Depois de alguns minutos, o homem recolheu todas as telas. A rosa não estava de volta e deixara todo aquele lago vermelho pousar sobre o meio da estrada. O caminhão partiu e o caminhoneiro foi em direção ao lago recém lançado. Via lá dentro um homem estático com olhos vidrados e percebera que o líquido era sangue e provavelmente o lago era muito profundo.

_ Não olhe para a rosa no fundo. Quando o fiz, me tornei o que agora sou _ disse o homem mergulhado, mexendo apenas a boca.

_ Não a vejo...

_ Jamais tente!

Muito assustado, o caminhoneiro voltou ao seu banco consolador. Mais uma vez ele deveria ajudar alguém. Só não sabia como ajudar alguém preso a um sangue que escorreu de uma tela de tina a óleo!
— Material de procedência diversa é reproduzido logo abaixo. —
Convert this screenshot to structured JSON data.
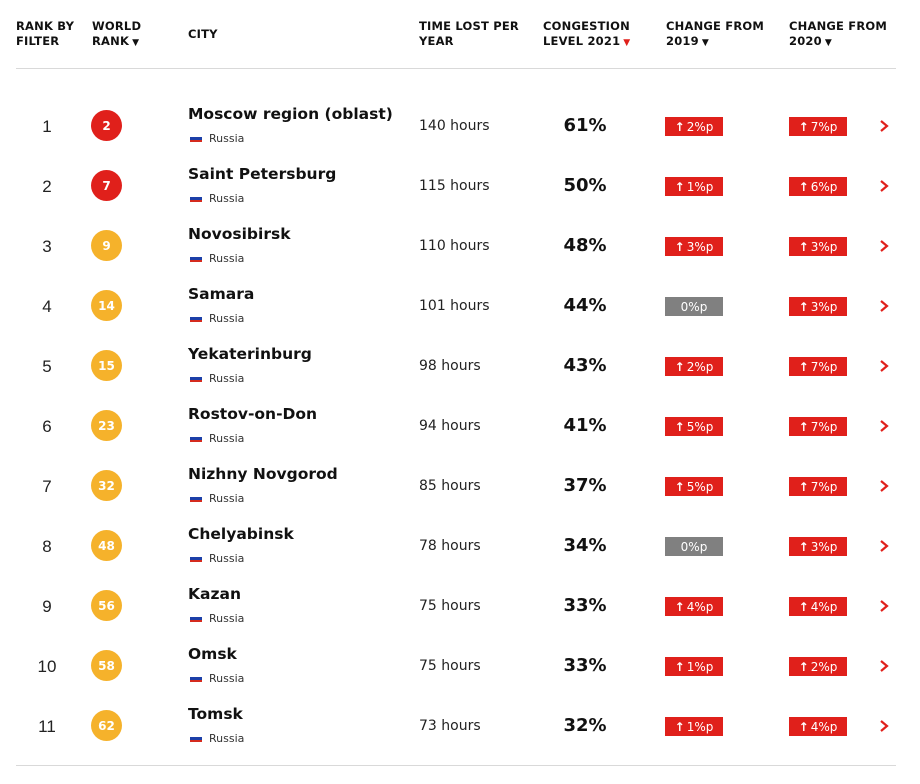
{
  "header": {
    "rank_by_filter": [
      "RANK BY",
      "FILTER"
    ],
    "world_rank": [
      "WORLD",
      "RANK"
    ],
    "city": "CITY",
    "time_lost": [
      "TIME LOST PER",
      "YEAR"
    ],
    "congestion": [
      "CONGESTION",
      "LEVEL 2021"
    ],
    "change_2019": [
      "CHANGE FROM",
      "2019"
    ],
    "change_2020": [
      "CHANGE FROM",
      "2020"
    ],
    "caret_icon": "▼"
  },
  "colors": {
    "badge_top": "#e0201b",
    "badge_other": "#f5b22b",
    "increase": "#e0201b",
    "neutral": "#808080",
    "accent": "#e0201b"
  },
  "rows": [
    {
      "rank": "1",
      "world_rank": "2",
      "badge_color": "#e0201b",
      "city": "Moscow region (oblast)",
      "country": "Russia",
      "time": "140 hours",
      "congestion": "61%",
      "change_2019": {
        "text": "2%p",
        "up": true
      },
      "change_2020": {
        "text": "7%p",
        "up": true
      }
    },
    {
      "rank": "2",
      "world_rank": "7",
      "badge_color": "#e0201b",
      "city": "Saint Petersburg",
      "country": "Russia",
      "time": "115 hours",
      "congestion": "50%",
      "change_2019": {
        "text": "1%p",
        "up": true
      },
      "change_2020": {
        "text": "6%p",
        "up": true
      }
    },
    {
      "rank": "3",
      "world_rank": "9",
      "badge_color": "#f5b22b",
      "city": "Novosibirsk",
      "country": "Russia",
      "time": "110 hours",
      "congestion": "48%",
      "change_2019": {
        "text": "3%p",
        "up": true
      },
      "change_2020": {
        "text": "3%p",
        "up": true
      }
    },
    {
      "rank": "4",
      "world_rank": "14",
      "badge_color": "#f5b22b",
      "city": "Samara",
      "country": "Russia",
      "time": "101 hours",
      "congestion": "44%",
      "change_2019": {
        "text": "0%p",
        "up": false
      },
      "change_2020": {
        "text": "3%p",
        "up": true
      }
    },
    {
      "rank": "5",
      "world_rank": "15",
      "badge_color": "#f5b22b",
      "city": "Yekaterinburg",
      "country": "Russia",
      "time": "98 hours",
      "congestion": "43%",
      "change_2019": {
        "text": "2%p",
        "up": true
      },
      "change_2020": {
        "text": "7%p",
        "up": true
      }
    },
    {
      "rank": "6",
      "world_rank": "23",
      "badge_color": "#f5b22b",
      "city": "Rostov-on-Don",
      "country": "Russia",
      "time": "94 hours",
      "congestion": "41%",
      "change_2019": {
        "text": "5%p",
        "up": true
      },
      "change_2020": {
        "text": "7%p",
        "up": true
      }
    },
    {
      "rank": "7",
      "world_rank": "32",
      "badge_color": "#f5b22b",
      "city": "Nizhny Novgorod",
      "country": "Russia",
      "time": "85 hours",
      "congestion": "37%",
      "change_2019": {
        "text": "5%p",
        "up": true
      },
      "change_2020": {
        "text": "7%p",
        "up": true
      }
    },
    {
      "rank": "8",
      "world_rank": "48",
      "badge_color": "#f5b22b",
      "city": "Chelyabinsk",
      "country": "Russia",
      "time": "78 hours",
      "congestion": "34%",
      "change_2019": {
        "text": "0%p",
        "up": false
      },
      "change_2020": {
        "text": "3%p",
        "up": true
      }
    },
    {
      "rank": "9",
      "world_rank": "56",
      "badge_color": "#f5b22b",
      "city": "Kazan",
      "country": "Russia",
      "time": "75 hours",
      "congestion": "33%",
      "change_2019": {
        "text": "4%p",
        "up": true
      },
      "change_2020": {
        "text": "4%p",
        "up": true
      }
    },
    {
      "rank": "10",
      "world_rank": "58",
      "badge_color": "#f5b22b",
      "city": "Omsk",
      "country": "Russia",
      "time": "75 hours",
      "congestion": "33%",
      "change_2019": {
        "text": "1%p",
        "up": true
      },
      "change_2020": {
        "text": "2%p",
        "up": true
      }
    },
    {
      "rank": "11",
      "world_rank": "62",
      "badge_color": "#f5b22b",
      "city": "Tomsk",
      "country": "Russia",
      "time": "73 hours",
      "congestion": "32%",
      "change_2019": {
        "text": "1%p",
        "up": true
      },
      "change_2020": {
        "text": "4%p",
        "up": true
      }
    }
  ],
  "icons": {
    "flag": "russia-flag-icon",
    "up_arrow": "↑",
    "row_chevron": "chevron-right-icon"
  }
}
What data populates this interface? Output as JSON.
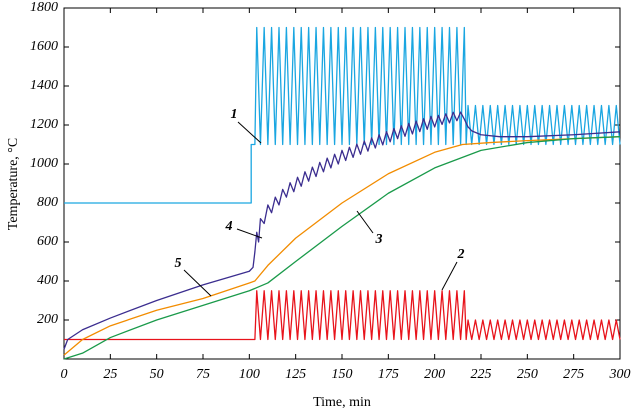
{
  "chart_data": {
    "type": "line",
    "xlabel": "Time, min",
    "ylabel": "Temperature, °C",
    "xlim": [
      0,
      300
    ],
    "xticks": [
      0,
      25,
      50,
      75,
      100,
      125,
      150,
      175,
      200,
      225,
      250,
      275,
      300
    ],
    "ylim": [
      0,
      1800
    ],
    "yticks": [
      200,
      400,
      600,
      800,
      1000,
      1200,
      1400,
      1600,
      1800
    ],
    "grid": false,
    "annotations": [
      "1",
      "2",
      "3",
      "4",
      "5"
    ],
    "series": [
      {
        "color": "#1aa6e1",
        "x": [
          0,
          101,
          101,
          103,
          104,
          106,
          108,
          110,
          112,
          114,
          116,
          118,
          120,
          122,
          124,
          126,
          128,
          130,
          132,
          134,
          136,
          138,
          140,
          142,
          144,
          146,
          148,
          150,
          152,
          154,
          156,
          158,
          160,
          162,
          164,
          166,
          168,
          170,
          172,
          174,
          176,
          178,
          180,
          182,
          184,
          186,
          188,
          190,
          192,
          194,
          196,
          198,
          200,
          202,
          204,
          206,
          208,
          210,
          212,
          214,
          216,
          217,
          218,
          220,
          222,
          224,
          226,
          228,
          230,
          232,
          234,
          236,
          238,
          240,
          242,
          244,
          246,
          248,
          250,
          252,
          254,
          256,
          258,
          260,
          262,
          264,
          266,
          268,
          270,
          272,
          274,
          276,
          278,
          280,
          282,
          284,
          286,
          288,
          290,
          292,
          294,
          296,
          298,
          300
        ],
        "values": [
          800,
          800,
          1100,
          1100,
          1700,
          1100,
          1700,
          1100,
          1700,
          1100,
          1700,
          1100,
          1700,
          1100,
          1700,
          1100,
          1700,
          1100,
          1700,
          1100,
          1700,
          1100,
          1700,
          1100,
          1700,
          1100,
          1700,
          1100,
          1700,
          1100,
          1700,
          1100,
          1700,
          1100,
          1700,
          1100,
          1700,
          1100,
          1700,
          1100,
          1700,
          1100,
          1700,
          1100,
          1700,
          1100,
          1700,
          1100,
          1700,
          1100,
          1700,
          1100,
          1700,
          1100,
          1700,
          1100,
          1700,
          1100,
          1700,
          1100,
          1700,
          1100,
          1300,
          1100,
          1300,
          1100,
          1300,
          1100,
          1300,
          1100,
          1300,
          1100,
          1300,
          1100,
          1300,
          1100,
          1300,
          1100,
          1300,
          1100,
          1300,
          1100,
          1300,
          1100,
          1300,
          1100,
          1300,
          1100,
          1300,
          1100,
          1300,
          1100,
          1300,
          1100,
          1300,
          1100,
          1300,
          1100,
          1300,
          1100,
          1300,
          1100,
          1300,
          1100
        ]
      },
      {
        "color": "#e8131b",
        "x": [
          0,
          101,
          101,
          103,
          104,
          106,
          108,
          110,
          112,
          114,
          116,
          118,
          120,
          122,
          124,
          126,
          128,
          130,
          132,
          134,
          136,
          138,
          140,
          142,
          144,
          146,
          148,
          150,
          152,
          154,
          156,
          158,
          160,
          162,
          164,
          166,
          168,
          170,
          172,
          174,
          176,
          178,
          180,
          182,
          184,
          186,
          188,
          190,
          192,
          194,
          196,
          198,
          200,
          202,
          204,
          206,
          208,
          210,
          212,
          214,
          216,
          217,
          218,
          220,
          222,
          224,
          226,
          228,
          230,
          232,
          234,
          236,
          238,
          240,
          242,
          244,
          246,
          248,
          250,
          252,
          254,
          256,
          258,
          260,
          262,
          264,
          266,
          268,
          270,
          272,
          274,
          276,
          278,
          280,
          282,
          284,
          286,
          288,
          290,
          292,
          294,
          296,
          298,
          300
        ],
        "values": [
          100,
          100,
          100,
          100,
          350,
          100,
          350,
          100,
          350,
          100,
          350,
          100,
          350,
          100,
          350,
          100,
          350,
          100,
          350,
          100,
          350,
          100,
          350,
          100,
          350,
          100,
          350,
          100,
          350,
          100,
          350,
          100,
          350,
          100,
          350,
          100,
          350,
          100,
          350,
          100,
          350,
          100,
          350,
          100,
          350,
          100,
          350,
          100,
          350,
          100,
          350,
          100,
          350,
          100,
          350,
          100,
          350,
          100,
          350,
          100,
          350,
          100,
          200,
          100,
          200,
          100,
          200,
          100,
          200,
          100,
          200,
          100,
          200,
          100,
          200,
          100,
          200,
          100,
          200,
          100,
          200,
          100,
          200,
          100,
          200,
          100,
          200,
          100,
          200,
          100,
          200,
          100,
          200,
          100,
          200,
          100,
          200,
          100,
          200,
          100,
          200,
          100,
          200,
          100
        ]
      },
      {
        "color": "#f28c00",
        "x": [
          0,
          10,
          25,
          50,
          75,
          100,
          103,
          110,
          125,
          150,
          175,
          200,
          215,
          230,
          250,
          275,
          300
        ],
        "values": [
          20,
          100,
          170,
          250,
          310,
          390,
          400,
          480,
          620,
          800,
          950,
          1060,
          1100,
          1110,
          1120,
          1130,
          1140
        ]
      },
      {
        "color": "#1a9a4a",
        "x": [
          0,
          10,
          25,
          50,
          75,
          100,
          110,
          125,
          150,
          175,
          200,
          225,
          250,
          275,
          300
        ],
        "values": [
          0,
          30,
          110,
          200,
          275,
          350,
          390,
          500,
          680,
          850,
          980,
          1070,
          1110,
          1130,
          1140
        ]
      },
      {
        "color": "#3b2d8f",
        "x": [
          0,
          2,
          10,
          25,
          50,
          75,
          100,
          102,
          103,
          104,
          105,
          106,
          108,
          110,
          112,
          114,
          116,
          118,
          120,
          122,
          124,
          126,
          128,
          130,
          132,
          134,
          136,
          138,
          140,
          142,
          144,
          146,
          148,
          150,
          152,
          154,
          156,
          158,
          160,
          162,
          164,
          166,
          168,
          170,
          172,
          174,
          176,
          178,
          180,
          182,
          184,
          186,
          188,
          190,
          192,
          194,
          196,
          198,
          200,
          202,
          204,
          206,
          208,
          210,
          212,
          214,
          216,
          218,
          220,
          225,
          235,
          250,
          275,
          300
        ],
        "values": [
          50,
          100,
          150,
          210,
          300,
          380,
          450,
          470,
          550,
          650,
          600,
          720,
          695,
          790,
          750,
          830,
          790,
          870,
          830,
          904,
          858,
          932,
          886,
          960,
          912,
          984,
          936,
          1008,
          960,
          1030,
          980,
          1050,
          1000,
          1070,
          1018,
          1086,
          1034,
          1102,
          1050,
          1118,
          1066,
          1134,
          1082,
          1150,
          1098,
          1166,
          1114,
          1182,
          1130,
          1196,
          1142,
          1208,
          1154,
          1220,
          1166,
          1232,
          1178,
          1244,
          1190,
          1249,
          1203,
          1257,
          1211,
          1265,
          1222,
          1266,
          1230,
          1190,
          1170,
          1150,
          1140,
          1140,
          1150,
          1165
        ]
      }
    ]
  }
}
Resolveu seguir seu caminho. Algumas horas seguidas, parou em um posto com boa estrutura e se sentou para o café da madrugada. Na televisão começou um noticiário de última hora co ma seguinte manchete:

“Homem rouba telas de Salvador Dalí na Espanha e foge para o Brasil! Atenção, brasileiros, qualquer atividade suspeita é motivo de pânico e muita euforia! Corram para o telefone mais próximo e liguem para nossos jornalistas para que eles possam conseguir qualquer furo! PLIM PLIM GLOBO A GENTE SE VÊ POR AQUI.”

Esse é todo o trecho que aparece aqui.